The names could be better and more expressive, sure, but they could also be function calls themselves or long and difficult to read names, as an example:
if (
x.is_enabled ||
x.new_is_enabled ||
(x.in_us_timezone && is_daytime()) ||
x.experimental_feature_mode_for_testing
)...
That's somewhat realistic for cases where the abstraction is covering for business logic. Now if you're lucky you can abstract that away entirely to something like an injected feature or binary flag (but then you're actually doing what I'm suggesting, just with extra ceremony), but sometimes you can't for various reasons, and the same concept applies.In fact I'd actually strongly disagree with you and say that doing what I'm suggesting is even more important if the example is larger and more complicated. That's not an excuse to not have tests or not maintain your code well, but if your argument is functionally "we cannot write abstractions because I can't trust that functions do what they say they do", that's not a problem with abstractions, that's a problem with the codebase.
I'm arguing that keeping the complexity of any given stanza of code low is important to long-term maintainability, and I think this is true because it invites a bunch of really good questions and naturally pushes back on some increases in complexity: if `is_enabled(x)` is the current state of things, there's a natural question asked, and inherent pushback to changing that to `is_enabled(x, y)`. That's good. Whereas its much easier for natural development of the god-function to result in 17 local variables with complex interrelations that are difficult to parse out and track.
My experience says that identifying, removing, and naming assumptions is vastly easier when any given function is small and tightly scoped and the abstractions you use to do so also naturally discourage other folks who develop on the same codebase from adding unnecessary complexity.
And I'll reiterate: my goal, at least, when dealing with abstraction isn't to focus on duplication, but on clarity. It's worthwhile to introduce an abstraction even for code used once if it improves clarity. It may not be worthwhile to introduce an abstraction for something used many times if those things aren't inherently related. That creates unnecessary coupling that you either undo or hack around later.
Depends on your goals / constraints. From a performance standpoint, the attribute lookups can often dwarf the overhead of an extra assignment.
We're talking about cases where the expression is only used once, so the assignment is free/can be trivially inlined, and the attribute lookups are also only used once so there is nothing saved by creating a temporary for them.
However, the example is a slightly tricky basis to form an opinion on best practice: you're proposing that the clearly named example function name is_enabled is better than an expression based on symbols with gibberish names. Had those names (x, foo, bar, baz, etc) instead been well chosen meaningful names, then perhaps the inline expression would have been just as clear, especially if the body of the if makes it obvious what's being checked here.
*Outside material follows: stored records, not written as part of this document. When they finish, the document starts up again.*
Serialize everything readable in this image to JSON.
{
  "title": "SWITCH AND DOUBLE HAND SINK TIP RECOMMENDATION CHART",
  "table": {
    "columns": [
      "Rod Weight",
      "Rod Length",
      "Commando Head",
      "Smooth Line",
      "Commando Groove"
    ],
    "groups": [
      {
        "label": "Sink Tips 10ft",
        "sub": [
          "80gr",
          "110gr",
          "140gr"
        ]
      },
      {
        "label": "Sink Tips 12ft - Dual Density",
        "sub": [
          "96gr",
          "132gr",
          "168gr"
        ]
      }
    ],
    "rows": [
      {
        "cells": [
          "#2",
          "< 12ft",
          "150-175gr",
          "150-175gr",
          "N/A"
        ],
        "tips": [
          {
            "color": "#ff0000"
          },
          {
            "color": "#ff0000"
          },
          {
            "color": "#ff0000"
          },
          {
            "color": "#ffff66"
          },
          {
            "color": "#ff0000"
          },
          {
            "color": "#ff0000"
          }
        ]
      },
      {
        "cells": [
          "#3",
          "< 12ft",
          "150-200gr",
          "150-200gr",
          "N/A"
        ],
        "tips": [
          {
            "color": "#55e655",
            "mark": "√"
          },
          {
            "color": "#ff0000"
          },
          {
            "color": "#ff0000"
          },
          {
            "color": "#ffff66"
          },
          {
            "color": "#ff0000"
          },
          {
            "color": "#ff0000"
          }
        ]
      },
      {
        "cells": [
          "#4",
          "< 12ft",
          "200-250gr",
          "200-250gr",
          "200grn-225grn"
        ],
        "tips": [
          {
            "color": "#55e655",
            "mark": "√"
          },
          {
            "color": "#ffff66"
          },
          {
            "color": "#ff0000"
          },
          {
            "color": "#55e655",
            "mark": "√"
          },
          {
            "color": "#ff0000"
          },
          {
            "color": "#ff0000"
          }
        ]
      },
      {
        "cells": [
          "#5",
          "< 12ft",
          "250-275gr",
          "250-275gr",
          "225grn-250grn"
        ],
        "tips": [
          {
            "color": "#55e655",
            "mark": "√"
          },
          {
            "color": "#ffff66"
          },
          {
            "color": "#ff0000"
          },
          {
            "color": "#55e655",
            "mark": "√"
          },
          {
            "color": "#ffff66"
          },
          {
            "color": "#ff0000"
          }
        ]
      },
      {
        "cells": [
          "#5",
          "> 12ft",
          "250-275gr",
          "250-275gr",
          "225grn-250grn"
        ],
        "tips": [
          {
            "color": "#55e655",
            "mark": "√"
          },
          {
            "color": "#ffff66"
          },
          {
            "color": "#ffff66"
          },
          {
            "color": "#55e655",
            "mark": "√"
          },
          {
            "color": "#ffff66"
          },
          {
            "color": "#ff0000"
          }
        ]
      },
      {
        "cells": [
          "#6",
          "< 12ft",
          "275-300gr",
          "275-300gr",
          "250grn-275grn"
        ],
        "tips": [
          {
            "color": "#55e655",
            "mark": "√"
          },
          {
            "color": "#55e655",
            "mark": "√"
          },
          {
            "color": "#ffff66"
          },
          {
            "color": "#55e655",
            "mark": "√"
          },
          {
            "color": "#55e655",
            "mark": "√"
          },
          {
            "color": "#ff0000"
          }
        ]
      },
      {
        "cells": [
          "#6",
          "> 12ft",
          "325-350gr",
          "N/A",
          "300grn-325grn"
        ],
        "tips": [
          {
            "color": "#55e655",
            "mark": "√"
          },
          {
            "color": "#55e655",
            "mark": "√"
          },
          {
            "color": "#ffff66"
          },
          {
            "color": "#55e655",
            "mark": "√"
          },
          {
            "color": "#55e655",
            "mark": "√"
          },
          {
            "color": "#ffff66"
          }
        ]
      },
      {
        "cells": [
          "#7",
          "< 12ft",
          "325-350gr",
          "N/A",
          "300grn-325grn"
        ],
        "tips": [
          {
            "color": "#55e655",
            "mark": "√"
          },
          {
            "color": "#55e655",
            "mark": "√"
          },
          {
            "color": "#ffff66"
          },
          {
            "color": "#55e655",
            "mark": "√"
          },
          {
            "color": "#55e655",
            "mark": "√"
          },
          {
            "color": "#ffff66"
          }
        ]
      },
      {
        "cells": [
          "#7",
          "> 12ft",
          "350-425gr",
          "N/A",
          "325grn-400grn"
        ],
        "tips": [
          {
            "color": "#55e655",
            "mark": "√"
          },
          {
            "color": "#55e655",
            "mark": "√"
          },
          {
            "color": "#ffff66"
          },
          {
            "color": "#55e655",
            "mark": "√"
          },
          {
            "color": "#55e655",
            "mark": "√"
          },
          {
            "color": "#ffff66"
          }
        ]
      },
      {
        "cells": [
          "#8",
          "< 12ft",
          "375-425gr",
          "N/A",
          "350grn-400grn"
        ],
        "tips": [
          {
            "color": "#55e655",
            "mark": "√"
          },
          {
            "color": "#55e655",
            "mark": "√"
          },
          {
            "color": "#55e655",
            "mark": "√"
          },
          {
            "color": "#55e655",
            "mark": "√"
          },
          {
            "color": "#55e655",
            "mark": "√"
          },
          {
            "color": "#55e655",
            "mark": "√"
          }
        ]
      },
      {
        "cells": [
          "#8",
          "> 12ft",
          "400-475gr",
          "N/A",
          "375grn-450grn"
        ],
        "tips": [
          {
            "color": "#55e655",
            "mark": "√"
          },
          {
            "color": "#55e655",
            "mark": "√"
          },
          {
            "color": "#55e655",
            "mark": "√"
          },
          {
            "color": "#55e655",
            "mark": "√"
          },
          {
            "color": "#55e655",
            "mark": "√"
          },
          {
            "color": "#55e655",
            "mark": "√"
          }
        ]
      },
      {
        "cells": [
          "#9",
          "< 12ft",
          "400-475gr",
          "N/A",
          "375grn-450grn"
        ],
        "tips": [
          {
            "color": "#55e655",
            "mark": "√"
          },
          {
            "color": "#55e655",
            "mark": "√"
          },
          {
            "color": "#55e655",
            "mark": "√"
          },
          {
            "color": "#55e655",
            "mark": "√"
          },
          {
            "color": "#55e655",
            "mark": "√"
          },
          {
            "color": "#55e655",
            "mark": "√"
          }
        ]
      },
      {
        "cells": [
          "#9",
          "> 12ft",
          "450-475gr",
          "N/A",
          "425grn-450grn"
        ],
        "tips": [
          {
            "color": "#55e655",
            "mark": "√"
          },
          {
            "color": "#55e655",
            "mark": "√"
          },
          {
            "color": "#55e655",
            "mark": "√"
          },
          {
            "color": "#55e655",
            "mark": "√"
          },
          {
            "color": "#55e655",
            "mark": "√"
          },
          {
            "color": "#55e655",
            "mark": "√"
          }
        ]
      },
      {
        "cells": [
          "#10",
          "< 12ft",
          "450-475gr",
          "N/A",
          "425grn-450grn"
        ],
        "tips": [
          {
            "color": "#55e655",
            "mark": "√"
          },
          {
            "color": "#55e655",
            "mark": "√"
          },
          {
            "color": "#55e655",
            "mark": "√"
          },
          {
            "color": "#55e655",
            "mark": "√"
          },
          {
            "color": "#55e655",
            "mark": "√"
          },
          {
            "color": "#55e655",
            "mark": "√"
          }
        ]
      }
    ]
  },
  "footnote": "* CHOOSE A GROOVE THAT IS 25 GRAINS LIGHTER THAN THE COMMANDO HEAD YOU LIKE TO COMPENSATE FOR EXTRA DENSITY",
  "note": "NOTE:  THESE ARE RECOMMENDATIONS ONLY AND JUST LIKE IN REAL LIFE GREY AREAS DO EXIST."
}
It all sounds great to introduce well named functions in isolated examples, but examples like that are intrinsically so small that the costs of extra indirection are irrelevant. Furthermore, in these hypothetical examples, we're kind of assuming that there _is_ a clearly correct and unique definition for is_enabled, but in reality, many ifs like this have more nuance. The if may well not represent if-enabled, it might be more something like was-enabled-last-app-startup-assuming-authorization-already-checked-unless-io-error. And the danger of leaving out implicit context like that is precisely that it sounds simple, is_enabled, but that simplicity hides corner cases and unchecked assumptions that may be invalidated by later code evolution - especially if the person changing the code is _not_ changing is_enabled and therefore at risk of assuming it really means whether something is enabled regardless of context.
A poor abstraction is worse than no abstraction. We need abstractions, but there's a risk of doing so recklessly. It's possible to abstract too little, especially if that's a sign of just not thinking enough about semantics, but also to abstract too much, especially if that's a sign of thinking superficially, e.g. to reduce syntactic duplication regardless of meaning.